Il est important de noter que l’horrible sort des Noirs d’Afrique, brutalement arrachés à leurs villages, enchaînés, cravachés, vendus sur les marchés d’esclaves de Tombouctou et de Gao, ou bien échangés à Ouargla comme une marchandise, un bétail, pour la satisfaction des besoins des nomades et des sédentaires sur toutes les terres d’islam, avait suscité très tôt l’intérêt d’Isabelle Eberhardt. Déjà en Mai 1898, dans une lettre adressée sous le nom d’emprunt Mériem[vii] bent Abdallah à son ancien ami Ali, elle mentionne en effet être en possession de « notes sur l’esclavage[viii] ».

 

Les voies terrestres empruntées par le trafic caravanier transsaharien des esclaves capturés en Afrique noire sont aujourd’hui assez bien connues : de Tombouctou et de Gao, une route se dirigeait au nord vers le Touat, où elle bifurquait d’un côté vers le sud-est du Maroc et la région de Marrakech, de l’autre vers Tripoli via Ghadamès. Et plus au nord-est du Touat, vers Ouargla. Même s’il est avéré que l’esclavage a préexisté bien avant l’avènement de l’islam dans le monde arabe et africain, l’on sait désormais que c’est avec l’apparition d’un empire musulman au VIIème siècle qu’est né le cadre du système économique, générateur de profit, qu’on appellera la traite arabo-berbère ou la traite négrière. Un phénomène historique et culturel complexe qui bouleversa tout particulièrement le continent africain et fit, selon le journaliste Jérôme Gautheret[ix], le lit du racisme, véhiculant l’image d’un Noir africain inférieur, proche de l’animalité et, à ce titre, appelé à être acheté, loué, vendu à des commerçants de passage ou échangé contre un sac de dattes, de sel ou d’épices, à la guise du maître, sinon émasculé, transformé en eunuque, une fois amené en Egypte. Aux seules fins de légitimer la traite, si lucrative, les dignitaires religieux – les oulémas − n’hésitaient pas à faire appel à la loi islamique, c’est-à-dire à la sharia, laquelle n’interdisait pas l’esclavagisme des populations vaincues (blanches incluses) lors d’une guerre ou d’une razzia et allait, pour se justifier, jusqu’à invoquer la suprématie de « la race prédestinée de Sem[x] » qui se fondait sur le récit biblique de la malédiction proférée par Noé contre son petit-fils Kanaan[xi] (Genèse 9 : 20-27). Tout cela pour une faute que le père de ce dernier, appelé Cham et considéré dans la tradition juive comme l’ancêtre des Noirs, avait commise. (« Maudit soit Kanaan, il sera serviteur des serviteurs de ses frères ! » (Genèse IX, 25)). Malédiction que suivaient les bénédictions pour les deux frères, Chem et Yaphet, qui s’étaient interdit de regarder leur père nu en le couvrant d’une tunique[xii]: « Béni soit l’Eternel, Dieu de Sem, et que Kanaan soit leur esclave ! » (26) « Que Dieu étende les possessions de Japhet, qu’il habite dans les tentes de Sem, et que Canaan soit leur esclave ! » (27)

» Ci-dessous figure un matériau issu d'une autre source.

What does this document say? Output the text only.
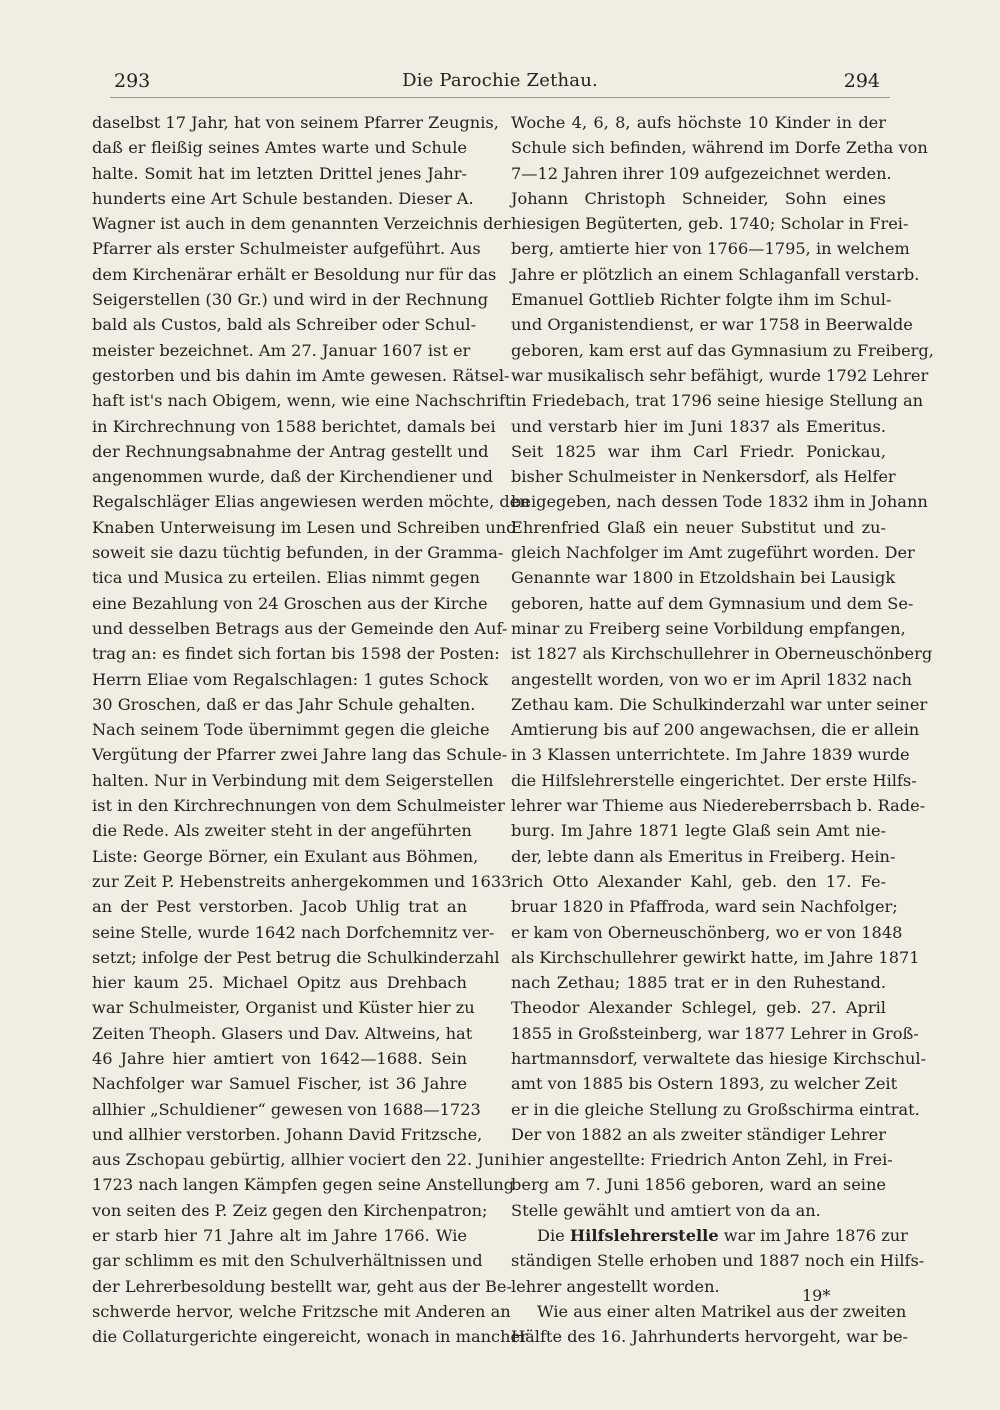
293	Die Parochie Zethau.	294
daselbst 17 Jahr, hat von seinem Pfarrer Zeugnis,
daß er fleißig seines Amtes warte und Schule
halte. Somit hat im letzten Drittel jenes Jahr-
hunderts eine Art Schule bestanden. Dieser A.
Wagner ist auch in dem genannten Verzeichnis der
Pfarrer als erster Schulmeister aufgeführt. Aus
dem Kirchenärar erhält er Besoldung nur für das
Seigerstellen (30 Gr.) und wird in der Rechnung
bald als Custos, bald als Schreiber oder Schul-
meister bezeichnet. Am 27. Januar 1607 ist er
gestorben und bis dahin im Amte gewesen. Rätsel-
haft ist's nach Obigem, wenn, wie eine Nachschrift
in Kirchrechnung von 1588 berichtet, damals bei
der Rechnungsabnahme der Antrag gestellt und
angenommen wurde, daß der Kirchendiener und
Regalschläger Elias angewiesen werden möchte, den
Knaben Unterweisung im Lesen und Schreiben und
soweit sie dazu tüchtig befunden, in der Gramma-
tica und Musica zu erteilen. Elias nimmt gegen
eine Bezahlung von 24 Groschen aus der Kirche
und desselben Betrags aus der Gemeinde den Auf-
trag an: es findet sich fortan bis 1598 der Posten:
Herrn Eliae vom Regalschlagen: 1 gutes Schock
30 Groschen, daß er das Jahr Schule gehalten.
Nach seinem Tode übernimmt gegen die gleiche
Vergütung der Pfarrer zwei Jahre lang das Schule-
halten. Nur in Verbindung mit dem Seigerstellen
ist in den Kirchrechnungen von dem Schulmeister
die Rede. Als zweiter steht in der angeführten
Liste: George Börner, ein Exulant aus Böhmen,
zur Zeit P. Hebenstreits anhergekommen und 1633
an der Pest verstorben. Jacob Uhlig trat an
seine Stelle, wurde 1642 nach Dorfchemnitz ver-
setzt; infolge der Pest betrug die Schulkinderzahl
hier kaum 25. Michael Opitz aus Drehbach
war Schulmeister, Organist und Küster hier zu
Zeiten Theoph. Glasers und Dav. Altweins, hat
46 Jahre hier amtiert von 1642—1688. Sein
Nachfolger war Samuel Fischer, ist 36 Jahre
allhier „Schuldiener“ gewesen von 1688—1723
und allhier verstorben. Johann David Fritzsche,
aus Zschopau gebürtig, allhier vociert den 22. Juni
1723 nach langen Kämpfen gegen seine Anstellung
von seiten des P. Zeiz gegen den Kirchenpatron;
er starb hier 71 Jahre alt im Jahre 1766. Wie
gar schlimm es mit den Schulverhältnissen und
der Lehrerbesoldung bestellt war, geht aus der Be-
schwerde hervor, welche Fritzsche mit Anderen an
die Collaturgerichte eingereicht, wonach in mancher
Woche 4, 6, 8, aufs höchste 10 Kinder in der
Schule sich befinden, während im Dorfe Zetha von
7—12 Jahren ihrer 109 aufgezeichnet werden.
Johann Christoph Schneider, Sohn eines
hiesigen Begüterten, geb. 1740; Scholar in Frei-
berg, amtierte hier von 1766—1795, in welchem
Jahre er plötzlich an einem Schlaganfall verstarb.
Emanuel Gottlieb Richter folgte ihm im Schul-
und Organistendienst, er war 1758 in Beerwalde
geboren, kam erst auf das Gymnasium zu Freiberg,
war musikalisch sehr befähigt, wurde 1792 Lehrer
in Friedebach, trat 1796 seine hiesige Stellung an
und verstarb hier im Juni 1837 als Emeritus.
Seit 1825 war ihm Carl Friedr. Ponickau,
bisher Schulmeister in Nenkersdorf, als Helfer
beigegeben, nach dessen Tode 1832 ihm in Johann
Ehrenfried Glaß ein neuer Substitut und zu-
gleich Nachfolger im Amt zugeführt worden. Der
Genannte war 1800 in Etzoldshain bei Lausigk
geboren, hatte auf dem Gymnasium und dem Se-
minar zu Freiberg seine Vorbildung empfangen,
ist 1827 als Kirchschullehrer in Oberneuschönberg
angestellt worden, von wo er im April 1832 nach
Zethau kam. Die Schulkinderzahl war unter seiner
Amtierung bis auf 200 angewachsen, die er allein
in 3 Klassen unterrichtete. Im Jahre 1839 wurde
die Hilfslehrerstelle eingerichtet. Der erste Hilfs-
lehrer war Thieme aus Niedereberrsbach b. Rade-
burg. Im Jahre 1871 legte Glaß sein Amt nie-
der, lebte dann als Emeritus in Freiberg. Hein-
rich Otto Alexander Kahl, geb. den 17. Fe-
bruar 1820 in Pfaffroda, ward sein Nachfolger;
er kam von Oberneuschönberg, wo er von 1848
als Kirchschullehrer gewirkt hatte, im Jahre 1871
nach Zethau; 1885 trat er in den Ruhestand.
Theodor Alexander Schlegel, geb. 27. April
1855 in Großsteinberg, war 1877 Lehrer in Groß-
hartmannsdorf, verwaltete das hiesige Kirchschul-
amt von 1885 bis Ostern 1893, zu welcher Zeit
er in die gleiche Stellung zu Großschirma eintrat.
Der von 1882 an als zweiter ständiger Lehrer
hier angestellte: Friedrich Anton Zehl, in Frei-
berg am 7. Juni 1856 geboren, ward an seine
Stelle gewählt und amtiert von da an.
Die Hilfslehrerstelle war im Jahre 1876 zur
ständigen Stelle erhoben und 1887 noch ein Hilfs-
lehrer angestellt worden.
Wie aus einer alten Matrikel aus der zweiten
Hälfte des 16. Jahrhunderts hervorgeht, war be-
19*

Or, du point de vue du Coran, il est tout à fait inacceptable de punir une personne pour une faute commise par un proche, une personne ne pouvant être sanctionnée pour la faute de son frère, de son père, de son fils ou de son ami[xiii]. Mais, pour aussi précis que puisse être le verset de la sourate qui fait dire de la bouche du prophète Yûsuf (Joseph) : « A Dieu ne plaise, que je retienne un autre que celui chez qui notre coupe a été trouvée! Nous serions alors vraiment injustes[xiv] », l’interprétation douteuse du récit ne fut pas vraiment remise en cause par la communauté des oulémas. Malgré le fait que le prophète eut proposé d’améliorer le sort des esclaves en encourageant l’affranchissement de tous ceux qui prononçaient le Témoignage de l’Islam, comme il l’avait fait pour Sidi Belal, son compagnon noir, il n’en demeure pas moins que les esclaves (abid en arabe), une fois libres juridiquement, restaient au service de leur ancien maître, sous le nom de kharatine (serviteurs), par héritage de père en fils.

 

Sitôt entrée dans les ruelles étroites de Kenadsa, Isabelle s’était étonnée de ce que les Noirs fussent si nombreux. « A part quelques familles berbères, tous les habitants du grand ksar [étaient] kharatine noirs. A la zaouiya, l’élément soudanais ajout[ait] encore une note de dépaysement plus lointain[xv]. »

Quelle ne fut pas ensuite sa stupeur de découvrir que ceux qui vivaient et travaillaient à la zaouïa avec leurs femmes et leurs enfants, n’étaient ni plus ni moins que des esclaves, bien qu’ils fussent pour la plupart convertis à l’islam! Isabelle aimait trop la justice, la liberté, pour ne pas être sensible à l’asservissement de ces hommes réduits à l’état de biens matériels qui n’accédaient jamais au statut de sujet et dont la condition de domestique évoquait au demeurant l’aliénation intolérable de la force de travail des femmes.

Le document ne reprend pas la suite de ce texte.